- Born: Nkhata Bay
- Occupation: politician
- Known for: deputy minister of health
- Political party: United Transformation Movement

= Chrissie Kanyasho =

Malawian politician

Chrissie Kanyasho is a Malawian politician who is a member of the National Assembly who represented Nkhata bay North. She was the deputy minister of health during the COVID-19 pandemic. She lost her seat in the 2025 election.

==Life==

Kanyasho was born in Nkhata Bay.

She was a member of the United Transformation Movement and she represents the constituency of Nkhata bay North. She was first elected in the May 2019 elections. She is a member of the Malawi Parliamentary Women's Caucus and she has sat on the Budget Committee and the Pan African Committee.
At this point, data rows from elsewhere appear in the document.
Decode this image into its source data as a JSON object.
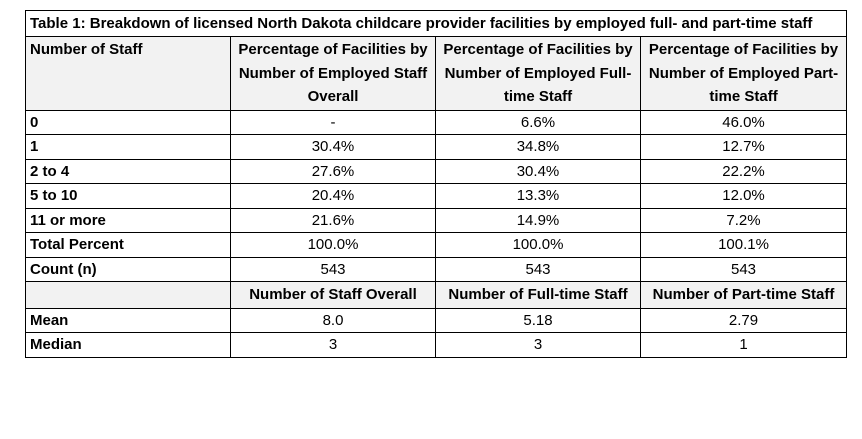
{
  "table": {
    "caption": "Table 1: Breakdown of licensed North Dakota childcare provider facilities by employed full- and part-time staff",
    "header": [
      "Number of Staff",
      "Percentage of Facilities by Number of Employed Staff Overall",
      "Percentage of Facilities by Number of Employed Full-time Staff",
      "Percentage of Facilities by Number of Employed Part-time Staff"
    ],
    "rows": [
      {
        "label": "0",
        "values": [
          "-",
          "6.6%",
          "46.0%"
        ]
      },
      {
        "label": "1",
        "values": [
          "30.4%",
          "34.8%",
          "12.7%"
        ]
      },
      {
        "label": "2 to 4",
        "values": [
          "27.6%",
          "30.4%",
          "22.2%"
        ]
      },
      {
        "label": "5 to 10",
        "values": [
          "20.4%",
          "13.3%",
          "12.0%"
        ]
      },
      {
        "label": "11 or more",
        "values": [
          "21.6%",
          "14.9%",
          "7.2%"
        ]
      },
      {
        "label": "Total Percent",
        "values": [
          "100.0%",
          "100.0%",
          "100.1%"
        ]
      },
      {
        "label": "Count (n)",
        "values": [
          "543",
          "543",
          "543"
        ]
      }
    ],
    "subheader": [
      "",
      "Number of Staff Overall",
      "Number of Full-time Staff",
      "Number of Part-time Staff"
    ],
    "stat_rows": [
      {
        "label": "Mean",
        "values": [
          "8.0",
          "5.18",
          "2.79"
        ]
      },
      {
        "label": "Median",
        "values": [
          "3",
          "3",
          "1"
        ]
      }
    ]
  }
}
In 2020 her party's deputy publicity secretary decided to leave the party and he joined the Democratic Progressive Party who were then in government. Kanyasho who was already the party's spokesperson on finance also took the deputy role for publicity. Later that year the Presidential elections were re-run and Lazarus Chakwera was elected. He had said that he would increase cabinet positions to be 40% women. He narrowly missed his own target but he appointed four women as ministers and eight as deputy ministers. Kanyasho became the deputy minister of health. In September 2020 during the COVID-19 pandemic she received supplies from China. China had sent a million dollars' worth of medical equipment which included test kits, thirty ventilators and a medical team. The supplies were to be distributed to hospitals.

In January 2021 the President declared a country wide emergency because of the pandemic. In July 2021 she noted that the country was facing a third wave of the pandemic and she was thanking the public, the church and Action for Progress Malawi for their assistance.

In 2023 she used her constituency development fund to create an office space for teachers at Nthembo school in Nkhata Bay.

She was the Nkhata Bay North Constituency candidate in the 2025 election. She obtained nearly 2,000 votes, but she was beaten by the DPP’s Mackenzie Chipalamoto who had over 4 600 votes.